UNDERGODS

CRITIQUE

Si une société est construite par les histoires qu’elle raconte, le monde des Undergods est troublant et clairsemé, avec un humour plus sec que les détritus éparpillés sur cette terre stérile et brutaliste. Avec une palette de couleurs qui fait que les films de Roy Andersson ressemblent à La La Land , l’ambiance est au premier plan ici, toujours fraîche, jamais invitante.

Une série d’histoires sont racontées dans cette ville désolée, d’un père à une fille, d’un chauffeur de camion à benne à l’autre, nettoyant les rues des cadavres. Plus d’un implique quelqu’un qui se présente sans y être invité, perturbant une fade réconfortante avec leur sinistre imprévisibilité. Un autre voit la fille d’un homme disparaître après avoir échoué à rendre les schémas à un inconnu aux cheveux fous comme promis. L’écrivain / réalisateur Chino Moya extrait la comédie de la désintégration des relations – une comédie qui rappelle également Andersson – comme le chant de l’alcool pathétique d’un mari à la fête d’un collègue après que l’ex de sa femme se soit présenté catatonique.
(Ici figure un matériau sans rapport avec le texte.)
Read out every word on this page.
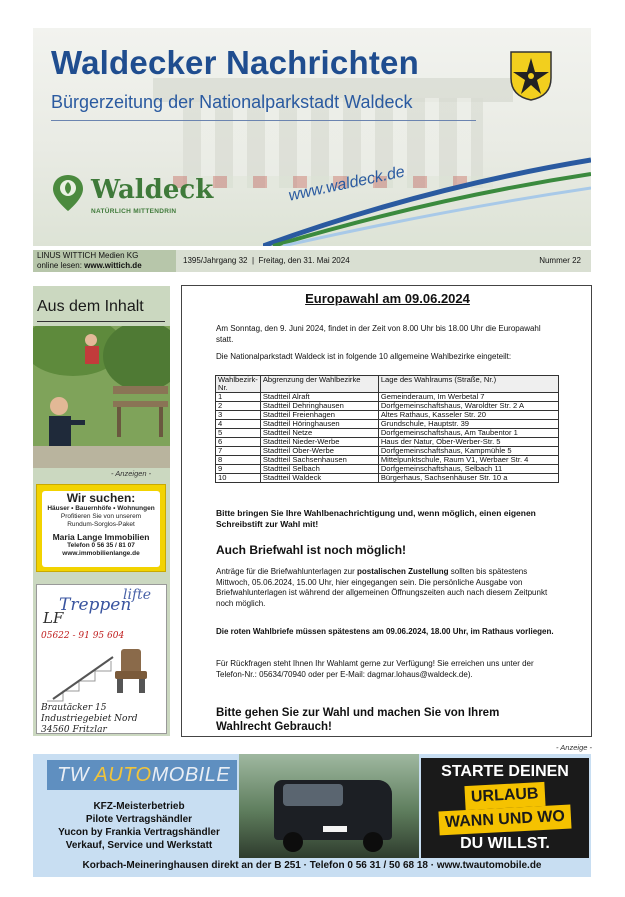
Waldecker Nachrichten
Bürgerzeitung der Nationalparkstadt Waldeck
Waldeck
NATÜRLICH MITTENDRIN
www.waldeck.de
LINUS WITTICH Medien KG
online lesen: www.wittich.de
1395/Jahrgang 32  |  Freitag, den 31. Mai 2024	Nummer 22
Aus dem Inhalt
- Anzeigen -
Wir suchen:
Häuser • Bauernhöfe • Wohnungen
Profitieren Sie von unserem
Rundum-Sorglos-Paket
Maria Lange Immobilien
Telefon 0 56 35 / 81 07
www.immobilienlange.de
lifte
Treppen
LF
05622 - 91 95 604
Brautäcker 15
Industriegebiet Nord
34560 Fritzlar
Europawahl am 09.06.2024
Am Sonntag, den 9. Juni 2024, findet in der Zeit von 8.00 Uhr bis 18.00 Uhr die Europawahl statt.
Die Nationalparkstadt Waldeck ist in folgende 10 allgemeine Wahlbezirke eingeteilt:
Wahlbezirk-Nr.	Abgrenzung der Wahlbezirke	Lage des Wahlraums (Straße, Nr.)
1	Stadtteil Alraft	Gemeinderaum, Im Werbetal 7
2	Stadtteil Dehringhausen	Dorfgemeinschaftshaus, Waroldter Str. 2 A
3	Stadtteil Freienhagen	Altes Rathaus, Kasseler Str. 20
4	Stadtteil Höringhausen	Grundschule, Hauptstr. 39
5	Stadtteil Netze	Dorfgemeinschaftshaus, Am Taubentor 1
6	Stadtteil Nieder-Werbe	Haus der Natur, Ober-Werber-Str. 5
7	Stadtteil Ober-Werbe	Dorfgemeinschaftshaus, Kampmühle 5
8	Stadtteil Sachsenhausen	Mittelpunktschule, Raum V1, Werbaer Str. 4
9	Stadtteil Selbach	Dorfgemeinschaftshaus, Selbach 11
10	Stadtteil Waldeck	Bürgerhaus, Sachsenhäuser Str. 10 a
Bitte bringen Sie Ihre Wahlbenachrichtigung und, wenn möglich, einen eigenen Schreibstift zur Wahl mit!
Auch Briefwahl ist noch möglich!
Anträge für die Briefwahlunterlagen zur postalischen Zustellung sollten bis spätestens Mittwoch, 05.06.2024, 15.00 Uhr, hier eingegangen sein. Die persönliche Ausgabe von Briefwahlunterlagen ist während der allgemeinen Öffnungszeiten auch nach diesem Zeitpunkt noch möglich.
Die roten Wahlbriefe müssen spätestens am 09.06.2024, 18.00 Uhr, im Rathaus vorliegen.
Für Rückfragen steht Ihnen Ihr Wahlamt gerne zur Verfügung! Sie erreichen uns unter der Telefon-Nr.: 05634/70940 oder per E-Mail: dagmar.lohaus@waldeck.de).
Bitte gehen Sie zur Wahl und machen Sie von Ihrem Wahlrecht Gebrauch!
- Anzeige -
TW AUTOMOBILE
KFZ-Meisterbetrieb
Pilote Vertragshändler
Yucon by Frankia Vertragshändler
Verkauf, Service und Werkstatt
STARTE DEINEN
URLAUB
WANN UND WO
DU WILLST.
Korbach-Meineringhausen direkt an der B 251 · Telefon 0 56 31 / 50 68 18 · www.twautomobile.de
Que chaque histoire se soit réellement produite n’a pas d’importance, car c’est dans leur récit que le monde des Undergods est construit. Chacun agit comme une légende urbaine, juste assez ancrée dans la réalité du film pour que cela puisse être vrai. Le fait que le film commence sur une base sombre signifie qu’il y a peu de variation émotionnelle au cours de ses 90 minutes, ce qui en fait une classe de maître dans le ton et l’humeur – sans parler de la conception de production incroyable – si ce n’est dans le tissage de l’intrigue la plus captivante.

Une distribution internationale ajoute à la sensation que ce pourrait être n’importe où dans le film, avec Géza Röhrig de Son of Saul et Tanya Reynolds de Sex Education se démarquant dans des parties plus petites, tandis que Kate Dickie – qui n’est pas étrangère à un film sombre ou deux – équilibre parfaitement la vie quotidienne familière avec la bizarrerie de la pleine conscience du lavage de cerveau.

Undergods a tellement raison pour un premier long métrage, en particulier ce qu’il réalise à travers ses textures – le paysage urbain tactile, la partition de synthé de Wojciech Golczewski – et avec un récit plus serré et plus touchant, Moya sera à regarder.

ÉVALUATION: 3/5


INFORMATIONS

ACTEURS: Johann Myers, Géza Röhrig, Kate Dickie

RÉGISSEUR: Chino Moya

ÉCRIVAIN: Chino Moya

SYNOPSIS: Une collection d’histoires sombres et humoristiques racontées dans un paysage urbain européen brutaliste et stérile.